The Next Appearance
"Hey, you okay?" A hand waved in front of my face and I snapped out of my daze, looking directly into the face of my partner in math class. He grinned and pushed away some hair falling into his light hazel eyes, which I quickly averted to stare at the floor. When he smiled at me, my brain automatically decided to shut down in mild panic. Staring at this man was like staring into a blinding light- it was almost painful to look at someone that attractive.
Ignoring the severe quickening of my pulse, I cleared my throat. "Uh yeah sorry, just kind of in thought. Anyway, so we are meeting up tonight at eight to finish up this garbage assignment, right?"
"That's the plan." He stood up, preparing to leave. "I'll see you then". He stared at me one second longer than I expected before walking away, making full lingering eye contact. Was he maybe interested in me? That kind of body language has indicated this in the past with men. But the second that hopeful thought crossed my mind, an unwanted visitor materialized before me.
"Don't even think about it." The blonde bitch spoke with her usual lack of energy and monotonous tone. "He is so ridiculously out of your league, it's not even funny."
"What is funny is that you are super unoriginal. A hot girl bullying me is very overdone, and very high school. I'm in college now. Just because I am still high school ugly, doesn't mean that I'm not on the path to getting cuter. I'll be hot one day." I heaved a big sigh as I threw my homework into my bag, wishing that day were already here.
"I am only trying to provide you with realistic expectations here. Look at his face; now look at yours. Repeat that process with his body, and also remember that he is more or less tutoring you at this point. What exactly do you think you bring to the table here?" She raised an eyebrow and sat down at the empty desk in front of me while I froze in defeat, knowing she wasn't wrong.
"Okay, but attractive men have liked me in the past. So why would now be any different? Some men have very low standards, which is very fortunate for me. " I folded my arms, asserting back.
"Yes, I think it's a widely known rule that men overall have few standards, but those cases are still just flukes and you've been very lucky." She half shrugged at me in a Kanye West fashion.
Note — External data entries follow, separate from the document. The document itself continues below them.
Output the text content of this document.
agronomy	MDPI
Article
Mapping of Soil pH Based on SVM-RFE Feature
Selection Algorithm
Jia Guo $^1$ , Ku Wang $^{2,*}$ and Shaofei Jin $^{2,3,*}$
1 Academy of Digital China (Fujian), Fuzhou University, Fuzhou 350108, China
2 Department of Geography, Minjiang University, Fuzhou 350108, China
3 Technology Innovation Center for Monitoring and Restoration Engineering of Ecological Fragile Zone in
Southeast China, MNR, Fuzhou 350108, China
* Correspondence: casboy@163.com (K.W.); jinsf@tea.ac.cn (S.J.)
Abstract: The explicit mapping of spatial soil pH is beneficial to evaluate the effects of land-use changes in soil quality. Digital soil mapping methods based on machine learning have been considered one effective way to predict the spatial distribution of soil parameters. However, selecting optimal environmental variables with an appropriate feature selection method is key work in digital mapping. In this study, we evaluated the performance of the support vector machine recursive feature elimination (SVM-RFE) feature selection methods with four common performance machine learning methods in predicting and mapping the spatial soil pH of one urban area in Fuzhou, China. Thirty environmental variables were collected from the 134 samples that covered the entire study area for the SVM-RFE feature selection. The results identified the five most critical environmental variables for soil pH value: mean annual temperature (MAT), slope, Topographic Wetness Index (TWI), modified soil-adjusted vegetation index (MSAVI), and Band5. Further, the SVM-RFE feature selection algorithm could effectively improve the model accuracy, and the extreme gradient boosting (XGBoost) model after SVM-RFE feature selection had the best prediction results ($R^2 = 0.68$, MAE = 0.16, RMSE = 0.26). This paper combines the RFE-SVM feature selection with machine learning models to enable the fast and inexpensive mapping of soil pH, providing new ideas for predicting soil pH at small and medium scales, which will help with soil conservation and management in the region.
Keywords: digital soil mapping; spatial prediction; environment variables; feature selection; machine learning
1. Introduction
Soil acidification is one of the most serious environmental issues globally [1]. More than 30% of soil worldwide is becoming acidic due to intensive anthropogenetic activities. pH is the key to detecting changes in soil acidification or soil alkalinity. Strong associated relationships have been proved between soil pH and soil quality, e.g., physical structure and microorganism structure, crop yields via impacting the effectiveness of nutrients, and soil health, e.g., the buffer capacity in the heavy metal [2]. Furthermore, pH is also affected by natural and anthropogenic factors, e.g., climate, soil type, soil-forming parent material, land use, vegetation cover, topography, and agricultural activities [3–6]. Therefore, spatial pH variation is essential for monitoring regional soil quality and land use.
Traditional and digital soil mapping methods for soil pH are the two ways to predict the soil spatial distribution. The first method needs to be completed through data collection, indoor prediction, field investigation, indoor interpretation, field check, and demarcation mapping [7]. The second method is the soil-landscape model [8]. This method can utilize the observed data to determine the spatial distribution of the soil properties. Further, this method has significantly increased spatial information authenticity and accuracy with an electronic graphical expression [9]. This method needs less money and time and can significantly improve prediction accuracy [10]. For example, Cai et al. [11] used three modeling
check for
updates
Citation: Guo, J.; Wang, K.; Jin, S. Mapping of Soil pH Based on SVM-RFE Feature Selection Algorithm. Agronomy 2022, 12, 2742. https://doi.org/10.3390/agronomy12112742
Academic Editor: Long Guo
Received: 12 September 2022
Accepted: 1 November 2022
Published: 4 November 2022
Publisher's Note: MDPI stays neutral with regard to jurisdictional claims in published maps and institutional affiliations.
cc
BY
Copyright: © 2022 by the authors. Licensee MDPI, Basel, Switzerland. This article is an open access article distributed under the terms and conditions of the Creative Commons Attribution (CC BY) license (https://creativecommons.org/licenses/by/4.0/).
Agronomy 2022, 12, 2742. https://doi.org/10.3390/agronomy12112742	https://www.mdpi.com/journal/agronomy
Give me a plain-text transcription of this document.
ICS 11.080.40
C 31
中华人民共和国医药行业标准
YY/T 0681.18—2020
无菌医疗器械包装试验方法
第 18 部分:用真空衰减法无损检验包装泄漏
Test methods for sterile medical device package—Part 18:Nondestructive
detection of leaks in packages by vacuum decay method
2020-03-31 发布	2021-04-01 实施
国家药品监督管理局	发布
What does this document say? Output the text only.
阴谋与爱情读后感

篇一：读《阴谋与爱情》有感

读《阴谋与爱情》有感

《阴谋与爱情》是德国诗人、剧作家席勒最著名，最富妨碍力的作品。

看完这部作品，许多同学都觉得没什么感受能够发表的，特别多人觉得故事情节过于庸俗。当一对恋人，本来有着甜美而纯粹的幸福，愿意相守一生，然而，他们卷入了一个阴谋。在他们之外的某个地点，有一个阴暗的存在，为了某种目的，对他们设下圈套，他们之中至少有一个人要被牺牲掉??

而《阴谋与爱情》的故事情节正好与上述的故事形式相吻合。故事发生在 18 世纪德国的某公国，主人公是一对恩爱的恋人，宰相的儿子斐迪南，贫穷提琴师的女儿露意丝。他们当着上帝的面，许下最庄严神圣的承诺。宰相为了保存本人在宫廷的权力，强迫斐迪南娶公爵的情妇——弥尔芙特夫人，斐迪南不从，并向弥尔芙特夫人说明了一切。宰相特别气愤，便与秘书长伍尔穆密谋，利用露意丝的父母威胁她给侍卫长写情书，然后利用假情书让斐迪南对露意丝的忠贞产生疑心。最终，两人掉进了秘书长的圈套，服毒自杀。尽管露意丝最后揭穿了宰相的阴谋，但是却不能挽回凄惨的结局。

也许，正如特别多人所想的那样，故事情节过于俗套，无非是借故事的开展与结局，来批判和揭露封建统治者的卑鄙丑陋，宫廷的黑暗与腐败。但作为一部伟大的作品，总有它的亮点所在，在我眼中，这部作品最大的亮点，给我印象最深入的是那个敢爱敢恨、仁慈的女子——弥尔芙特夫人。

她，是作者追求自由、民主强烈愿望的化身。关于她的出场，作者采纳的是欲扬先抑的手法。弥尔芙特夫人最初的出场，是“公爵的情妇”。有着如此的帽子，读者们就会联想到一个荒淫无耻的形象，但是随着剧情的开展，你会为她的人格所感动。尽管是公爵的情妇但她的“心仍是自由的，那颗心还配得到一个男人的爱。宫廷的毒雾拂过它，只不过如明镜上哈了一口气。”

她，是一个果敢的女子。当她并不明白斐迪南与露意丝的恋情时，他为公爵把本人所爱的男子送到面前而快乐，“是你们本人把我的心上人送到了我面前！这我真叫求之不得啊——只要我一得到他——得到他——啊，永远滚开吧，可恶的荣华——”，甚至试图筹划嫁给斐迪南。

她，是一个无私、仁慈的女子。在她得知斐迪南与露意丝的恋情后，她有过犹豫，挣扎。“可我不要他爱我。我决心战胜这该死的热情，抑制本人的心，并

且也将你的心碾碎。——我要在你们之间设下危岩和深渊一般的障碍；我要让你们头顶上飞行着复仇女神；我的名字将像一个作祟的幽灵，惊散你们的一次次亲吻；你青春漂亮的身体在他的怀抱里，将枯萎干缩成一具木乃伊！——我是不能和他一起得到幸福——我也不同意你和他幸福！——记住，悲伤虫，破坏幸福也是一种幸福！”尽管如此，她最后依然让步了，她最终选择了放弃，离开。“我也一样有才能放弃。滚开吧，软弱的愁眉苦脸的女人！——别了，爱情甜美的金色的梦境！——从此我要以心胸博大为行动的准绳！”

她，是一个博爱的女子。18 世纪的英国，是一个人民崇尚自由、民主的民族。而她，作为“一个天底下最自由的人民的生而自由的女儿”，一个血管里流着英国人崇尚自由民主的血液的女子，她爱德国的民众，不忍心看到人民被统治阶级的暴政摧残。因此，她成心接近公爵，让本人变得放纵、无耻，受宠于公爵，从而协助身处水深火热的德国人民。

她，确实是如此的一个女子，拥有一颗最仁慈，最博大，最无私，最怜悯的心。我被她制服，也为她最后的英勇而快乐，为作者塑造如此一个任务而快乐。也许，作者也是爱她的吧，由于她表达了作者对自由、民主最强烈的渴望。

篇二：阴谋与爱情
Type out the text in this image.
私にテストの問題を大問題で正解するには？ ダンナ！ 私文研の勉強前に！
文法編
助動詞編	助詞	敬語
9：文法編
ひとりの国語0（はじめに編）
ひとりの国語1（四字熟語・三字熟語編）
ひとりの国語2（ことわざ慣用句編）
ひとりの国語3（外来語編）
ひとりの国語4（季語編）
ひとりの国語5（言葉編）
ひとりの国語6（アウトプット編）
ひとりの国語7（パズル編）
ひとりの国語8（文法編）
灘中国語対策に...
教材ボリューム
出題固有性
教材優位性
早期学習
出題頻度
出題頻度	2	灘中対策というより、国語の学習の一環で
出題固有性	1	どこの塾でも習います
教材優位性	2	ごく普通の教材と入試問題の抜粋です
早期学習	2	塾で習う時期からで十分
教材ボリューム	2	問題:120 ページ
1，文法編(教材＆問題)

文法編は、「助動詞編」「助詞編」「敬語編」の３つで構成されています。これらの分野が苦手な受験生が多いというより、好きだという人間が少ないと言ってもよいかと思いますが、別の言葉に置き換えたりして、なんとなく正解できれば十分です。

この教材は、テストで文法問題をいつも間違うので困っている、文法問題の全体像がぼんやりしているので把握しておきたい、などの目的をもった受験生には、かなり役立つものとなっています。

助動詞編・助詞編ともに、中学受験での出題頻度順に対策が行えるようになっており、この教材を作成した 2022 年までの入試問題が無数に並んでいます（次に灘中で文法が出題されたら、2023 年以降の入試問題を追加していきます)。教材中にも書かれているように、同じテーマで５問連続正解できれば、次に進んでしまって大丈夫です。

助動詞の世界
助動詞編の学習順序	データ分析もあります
"Lucky? I've been lucky to have hot guys attracted to me just so they can lie and mess with my feelings only to leave when they decided they've had an adequate amount of sex and fun?" I could feel my indignation rise and my cheeks start to flush with anger. "Even if I am as unattractive as you say, being ugly is still no reason to deserve that kind of treatment, just because the men in question are hot. What the hell is wrong with you?" I stopped for a moment. What the hell is wrong with me if this person is some part of my fucked up psyche?
"Ahem". My math professor cleared his throat. "I can see you're clearly going through something here, but I've actually got to head out of here now to pick up the dinner my wife ordered. You coming out?" He gestured to the open door next to him.
My face became very warm again, for a different yet very obvious reason and I sputtered, "So, so sorry sir." I power walked out of there like a middle-aged woman, and I could hear him call out, "Hey don't worry about it, take care of yourself!"
Still essentially running away at this point, I can feel myself hating this bitch exponentially more every second. I could still see her out of the corner of my eye calmly walking next to me, wearing the same fitted gray blazer and matching gray mini skirt she wore yesterday.
I stopped when I reached an isolated side of the building. "What is it going to take to finally get rid of you?" I desperately asked. "I am out here looking crazy talking to you!"
Looking down at me blankly, she folded her arms. "You've made me disappear before. How do you think you managed that?"
Heaving a big sigh, I placed my bag on the ground and sat down against the brick building wall, resting the back of my head against it. "I was half asleep, I don't even remember what I told you."
"Of course you don't. Memory is yet another weakness you have, hence you needing an attractive math partner to help you." She tossed her blonde hair, looking in the same direction I was, at the sun that was progressively seeping behind the desert mountains ahead.
"Okay that has to do with me hating math, so fuck off. I am good at what I like doing." I took some chips out of my bag, shoving a handful of them into my mouth. "And honestly? You don't seem that logical yourself. If I've dated so many good looking guys that I am a whore at this point, then it statistically wouldn't make much sense that all of those men liking me are just fluke situations."
"Tell yourself that if it makes you feel better," She replied in her even tone. "But that feeling of intense inferiority you have when talking to men tells a completely different story." She had hit me like a brick with yet another valid point.
"Well maybe that needs to change, because it's stupid. Kinda like you." I put down my chips. "Maybe I need to instead have faith in this very obvious pattern, that I have to be an attractive person because per the definition, I seem to attract an okay amount of people. If my math partner likes me, there's no reason to be confused about it or nervous around him. So as always, you are both an idiot and wrong."
She looked at me and seemed to almost smirk for the first time. "Hate me to your heart's content, but remember that I am still a part of you." She faded away once more, and while I felt a minor sense of relief, I knew she would still be back again eventually.
I stood up, straightened my back and walked to the library with a little more certainty and one less snack craving.